SGK Sistemi diyor ki… Okul kaydın yoksa baban emekli de olsa seni sigortasından yararlandıramaz. Her ay 780 TL GSS primi yatıracaksın. Yatırmazsan muayene de, ilaç da, tedavi de yok! Gencecik bir can, kanserle mücadele ederken, sistem onun sırtına bir de fatura yüklüyor!
Türkiye Cumhuriyeti Anayasası Madde 2:
“Türkiye Cumhuriyeti, demokratik, laik ve sosyal bir hukuk devletidir.”
Ama hangi sosyal devlette, bir genç, hasta olduğu için okuluna dönemeyince sağlık hizmetinden mahrum kalır? Babası emekli diye, çocuk da otomatik olarak teminatsız kalır? Aile geçinemiyorken 780 TL “ceza gibi prim” ödemeye zorlanır? GSS 2025 yılı için 1 aylık prim: 781.04 TL Türkiye’de emeklilerin %70’ten fazlası asgari ücretin altında gelirle geçiniyor.
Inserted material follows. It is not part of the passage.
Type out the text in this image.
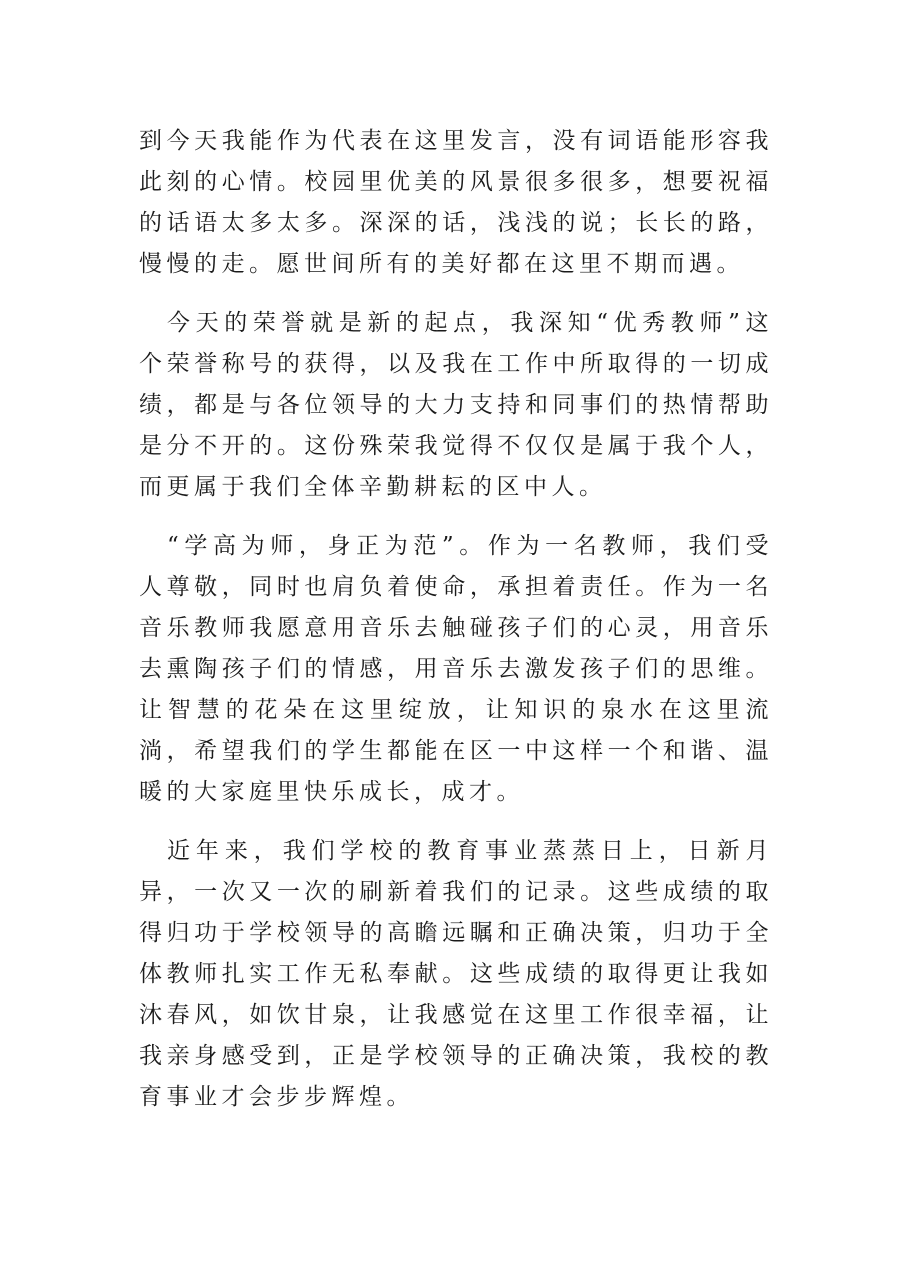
到今天我能作为代表在这里发言，没有词语能形容我此刻的心情。校园里优美的风景很多很多，想要祝福的话语太多太多。深深的话，浅浅的说；长长的路，慢慢的走。愿世间所有的美好都在这里不期而遇。

今天的荣誉就是新的起点，我深知“优秀教师”这个荣誉称号的获得，以及我在工作中所取得的一切成绩，都是与各位领导的大力支持和同事们的热情帮助是分不开的。这份殊荣我觉得不仅仅是属于我个人，而更属于我们全体辛勤耕耘的区中人。

“学高为师，身正为范”。作为一名教师，我们受人尊敬，同时也肩负着使命，承担着责任。作为一名音乐教师我愿意用音乐去触碰孩子们的心灵，用音乐去熏陶孩子们的情感，用音乐去激发孩子们的思维。让智慧的花朵在这里绽放，让知识的泉水在这里流淌，希望我们的学生都能在区一中这样一个和谐、温暖的大家庭里快乐成长，成才。

近年来，我们学校的教育事业蒸蒸日上，日新月异，一次又一次的刷新着我们的记录。这些成绩的取得归功于学校领导的高瞻远瞩和正确决策，归功于全体教师扎实工作无私奉献。这些成绩的取得更让我如沐春风，如饮甘泉，让我感觉在这里工作很幸福，让我亲身感受到，正是学校领导的正确决策，我校的教育事业才会步步辉煌。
Kaydını sağlık nedeniyle donduran öğrencilerin SGK kapsamı otomatik olarak düşüyor. Devlet, “kaydın yoksa sağlık da yok” diyor. Oysa kayıt değil, rapor var. Bu gençler “okulu keyfi bırakmadı”, tedavi için ara verdi.
HUKUK NE DİYOR?
5510 Sayılı Sosyal Sigortalar ve Genel Sağlık Sigortası Kanunu’na göre: 25 yaşını geçmeyen öğrenciler, ailelerinin sigortasından yararlanabilir. Ancak “öğrenci belgesi” şart.
Kaydını sağlık nedeniyle donduran öğrenciler, sistemde öğrenci değilmiş gibi kabul ediliyor.
Yani raporu, tedavisi, durumu ne olursa olsun sistem diyor ki:
Okula gitmiyorsan, sağlık da yok.
Bu genç;
Keyfi okul terk etmedi. Hayata karşı sorumsuz davranmadı. Sadece okumak, hayata karışmak… Ve yaşamak istedi.
Ama devlet ona şunu söylüyor;
Hayatta kalmak istiyorsan 780 TL yatır! Bu, sadece hukuksuz değil, aynı zamanda haksız bir uygulamadır.
ÇÖZÜM…
✔️Sağlık nedeniyle okul kaydını donduran gençler “öğrenci” sayılmalıdır.
✔️SGK, “kayıt” yerine, sağlık raporunu da geçerli belge olarak kabul etmelidir.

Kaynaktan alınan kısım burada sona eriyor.